Further statistical analysis found that the proportion of CD3+PD-1+ cells in PBMC was usually less than 4%, and only 16.8% of individuals were higher than 4% (Figure 6A). The proportion of CD3+CD4+PD-1+ cells in CD3+CD4+ T cells was usually less than 10% and only 9.5% of individuals were higher than 10% (Figure 6B). The proportion of CD3+CD8+PD-1+ cells in CD3+CD8+ T cells was usually less than 10% and 37.9% of individuals were higher than 10% (Figure 6C). Here, in order to define sub-healthy individuals, we set the threshold of CD3+PD-1+/PBMC to >4% and the threshold of CD3+CD8+PD-1+/CD3+CD8+ to >10%. In our cohort, about 4.2% of individuals showed these characteristics, so their immune system of these people may be abnormal, and we define these people as sub-healthy individuals.

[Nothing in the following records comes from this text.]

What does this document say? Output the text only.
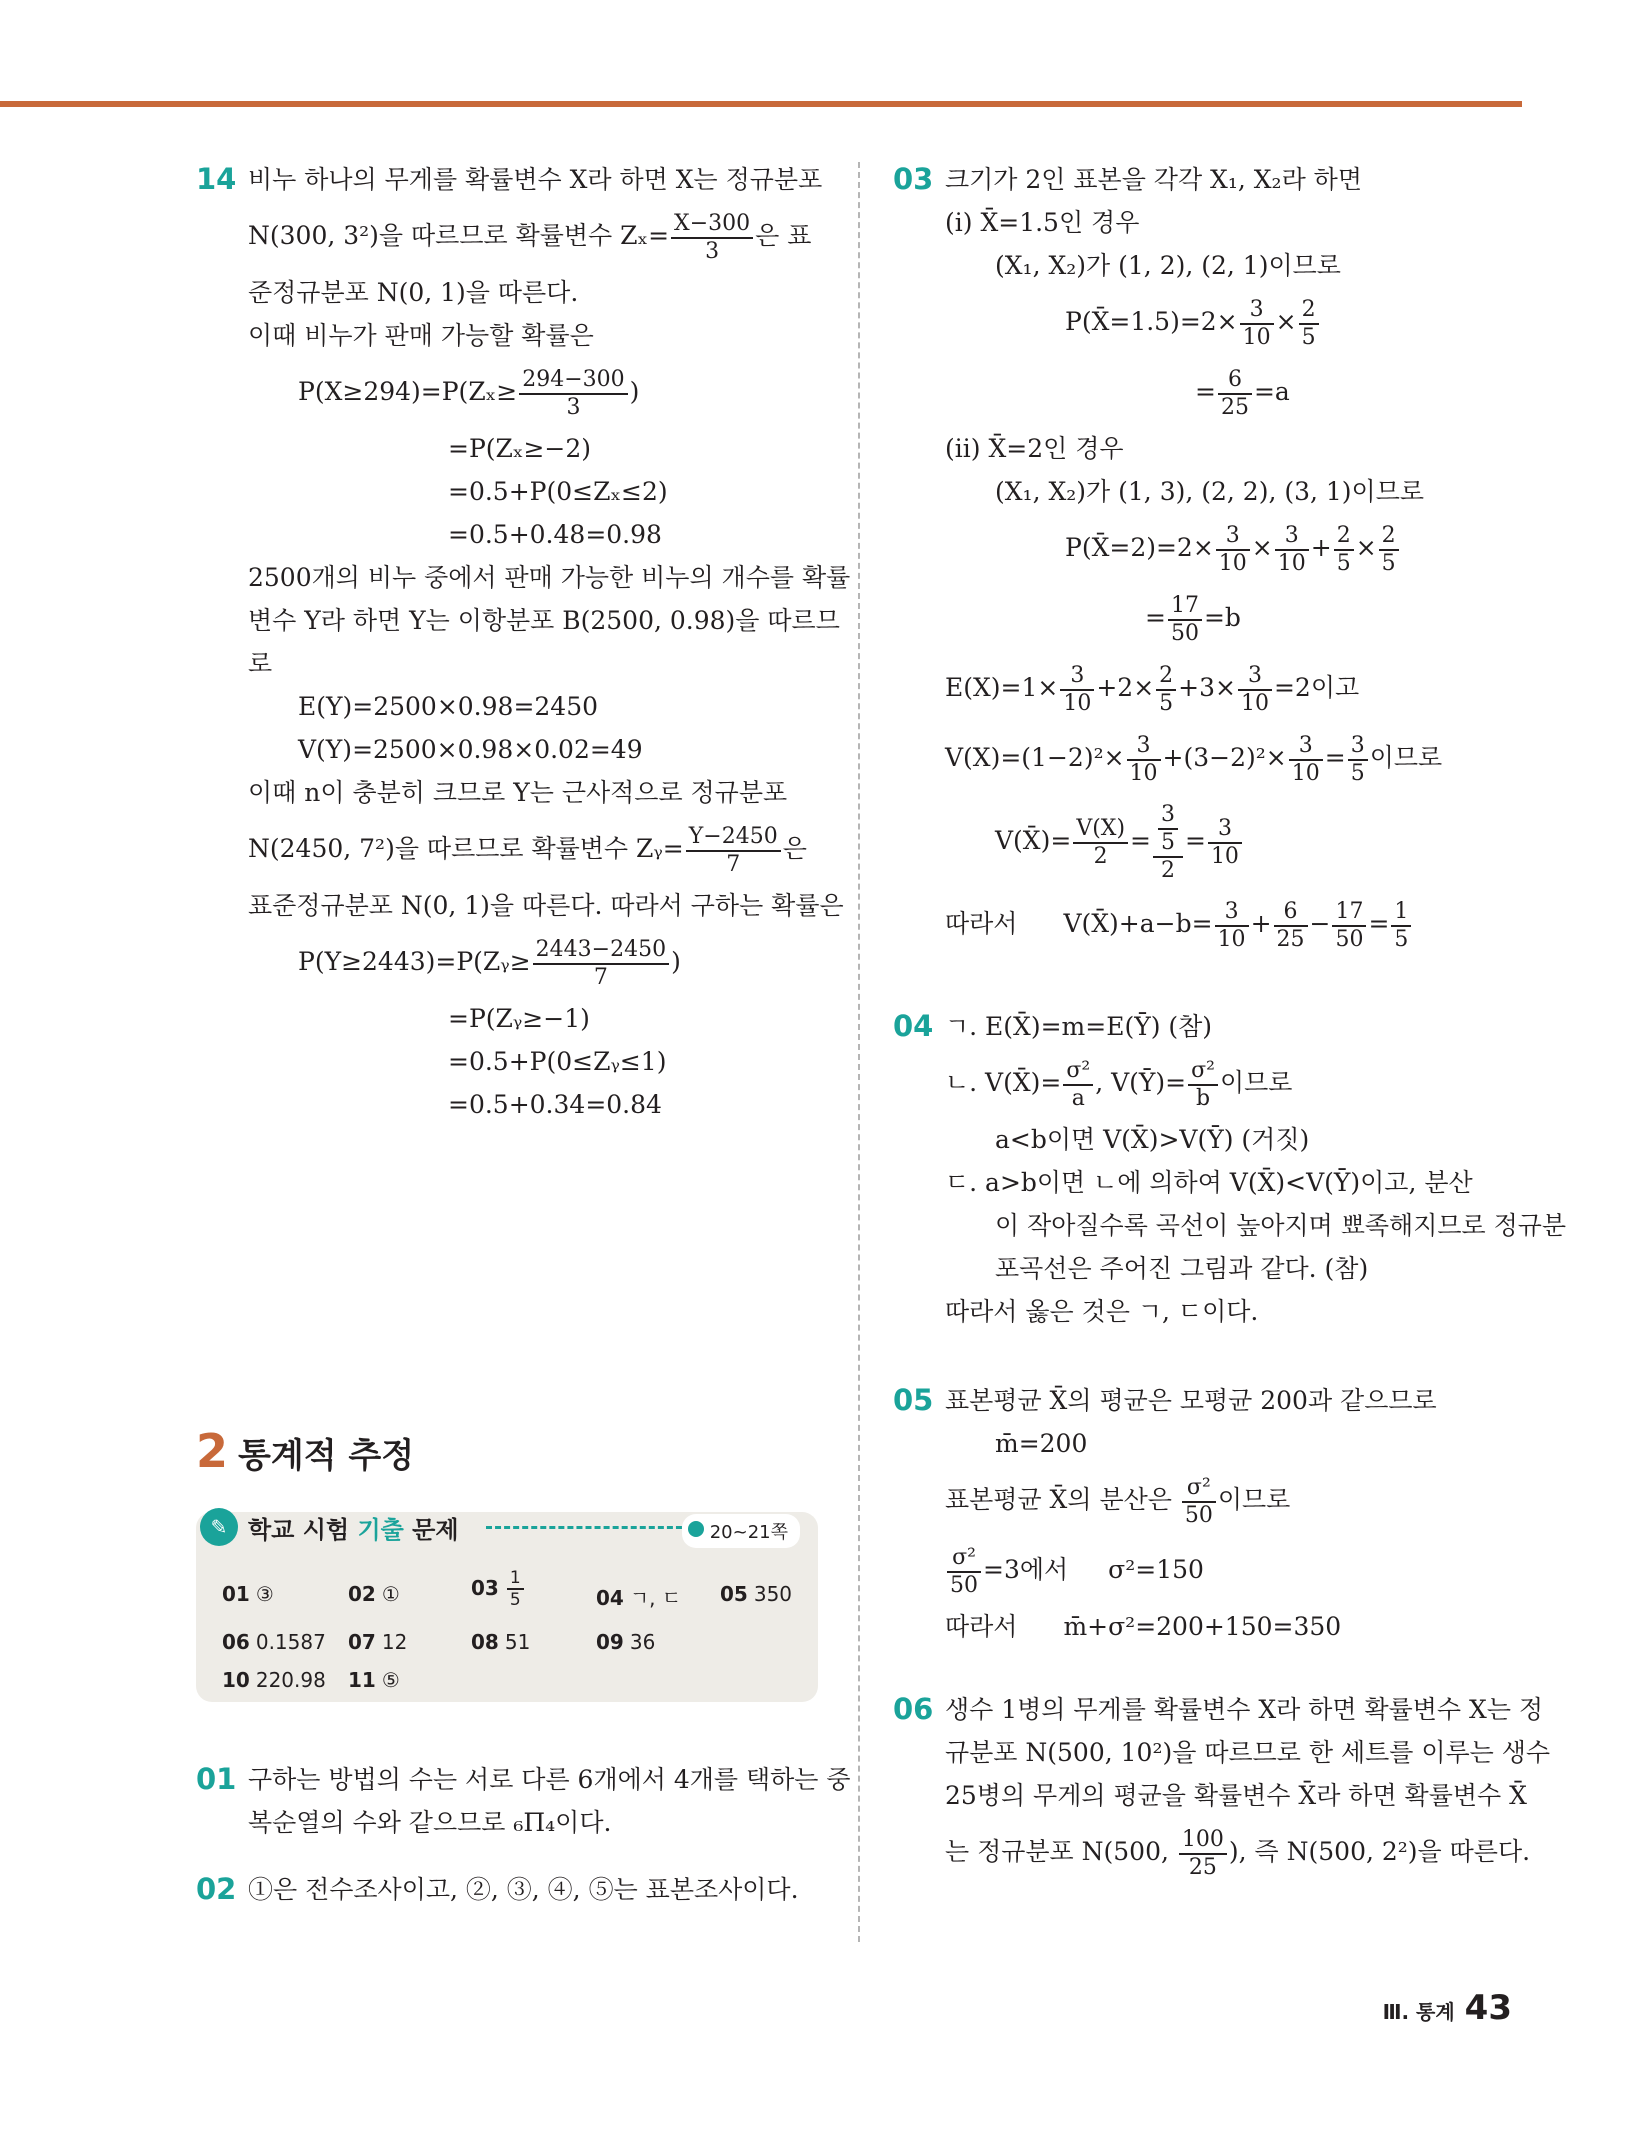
14 비누 하나의 무게를 확률변수 X라 하면 X는 정규분포
N(300, 3²)을 따르므로 확률변수 $Z_x= \frac{X-300}{3}$ 은 표
준정규분포 N(0, 1)을 따른다.
이때 비누가 판매 가능할 확률은
$P(X\ge 294)=P(Z_x\ge \frac{294-300}{3}$ )
=P(Zₓ≥−2)
=0.5+P(0≤Zₓ≤2)
=0.5+0.48=0.98
2500개의 비누 중에서 판매 가능한 비누의 개수를 확률
변수 Y라 하면 Y는 이항분포 B(2500, 0.98)을 따르므
로
E(Y)=2500×0.98=2450
V(Y)=2500×0.98×0.02=49
이때 n이 충분히 크므로 Y는 근사적으로 정규분포
N(2450, 7²)을 따르므로 확률변수 Zᵧ= $\frac{Y-2450}{7}$ 은
표준정규분포 N(0, 1)을 따른다. 따라서 구하는 확률은
P(Y≥2443)=P(Zᵧ≥ $\frac{2443-2450}{7}$ )
=P(Zᵧ≥−1)
=0.5+P(0≤Zᵧ≤1)
=0.5+0.34=0.84
2 통계적 추정
✎ 학교 시험 기출 문제	20~21쪽
01 ③	02 ①	$03 \frac{1}{5}$	04 ㄱ, ㄷ 05 350
06 0.1587 07 12	08 51	09 36
10 220.98 11 ⑤
01 구하는 방법의 수는 서로 다른 6개에서 4개를 택하는 중
복순열의 수와 같으므로 ₆Π₄이다.
02 ①은 전수조사이고, ②, ③, ④, ⑤는 표본조사이다.
03 크기가 2인 표본을 각각 X₁, X₂라 하면
(i) X̄=1.5인 경우
(X₁, X₂)가 (1, 2), (2, 1)이므로
P(X̄=1.5)=2× $\frac{3}{10} \times \frac{2}{5}$
= $\frac{6}{25} =a$
(ii) X̄=2인 경우
(X₁, X₂)가 (1, 3), (2, 2), (3, 1)이므로
P(X̄=2)=2× $\frac{3}{10} \times \frac{3}{10} + \frac{2}{5} \times \frac{2}{5}$
= $\frac{17}{50} =b$
$E(X)=1\times \frac{3}{10} +2\times \frac{2}{5} +3\times \frac{3}{10} =2$이고
$V(X)=(1-2)^2\times \frac{3}{10} +(3-2)^2\times \frac{3}{10} = \frac{3}{5}$ 이므로
V(X̄)= $\frac{V(X)}{2} = \frac{\frac{3}{5}}{2} = \frac{3}{10}$
따라서 V(X̄)+a−b= $\frac{3}{10} + \frac{6}{25} - \frac{17}{50} = \frac{1}{5}$
04 ㄱ. E(X̄)=m=E(Ȳ) (참)
ㄴ. V(X̄)= $\frac{\text{σ²}}{a}$ , V(Ȳ)= $\frac{\text{σ²}}{b}$ 이므로
a<b이면 V(X̄)>V(Ȳ) (거짓)
ㄷ. a>b이면 ㄴ에 의하여 V(X̄)<V(Ȳ)이고, 분산
이 작아질수록 곡선이 높아지며 뾰족해지므로 정규분
포곡선은 주어진 그림과 같다. (참)
따라서 옳은 것은 ㄱ, ㄷ이다.
05 표본평균 X̄의 평균은 모평균 200과 같으므로
m̄=200
표본평균 X̄의 분산은 $\frac{\text{σ²}}{50}$ 이므로
$\frac{\text{σ²}}{50} =3$에서 σ²=150
따라서 m̄+σ²=200+150=350
06 생수 1병의 무게를 확률변수 X라 하면 확률변수 X는 정
규분포 N(500, 10²)을 따르므로 한 세트를 이루는 생수
25병의 무게의 평균을 확률변수 X̄라 하면 확률변수 X̄
는 정규분포 N(500, $\frac{100}{25}$ ), 즉 N(500, 2²)을 따른다.
Ⅲ. 통계 43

- Potential immune normalization of autologous NKM cells in sub-healthy individual
Since the NKM cells are mixed immune cells, including Treg cells that inhibit cytotoxicity and NK cells that produce cytotoxicity, we wonder that these NKM cells may display more effective functions in the immune normalization of sub-healthy individuals. Then we recruited four potential sub-healthy individuals to participate in this study. The treatment schedule was shown in the figure 7A. Approximately 20 ×108 autologous NKM cells were used for each treatment. The examination of PD-1 expression in T cells were performed before the treatment (pre-), after the 1st injection (mid-) and after the 3rd injection (post-). In Patient-M and Patient-Z, with a single injection of NKM cells, the PD-1 expression of PBMC, CD3+CD8+ and CD3+CD4+ could be significantly reduced to normal levels (Figure 7B and 7C). While in Patient-J, the effect of one injection of NKM cells is not obvious. After three injections of NKM cells, the PD-1 expression of PBMC, CD3+CD8+ and CD3+CD4+ eventually reduce to normal levels (Figure 7D). In Patient-C, three injections of NKM cells could only reduce the PD-1 expression of PBMC and CD3+CD8+, but not the PD-1 expression of CD3+CD4+ cells (Figure 7E). All sub-healthy individuals showed good tolerance and no side effects were found clinically. In summary, we found that with three autologous NKM cell therapies in general, we could successfully reduce the PD-1 expression in PBMC, and achieve the renormalization of the immune system in sub-healthy individuals.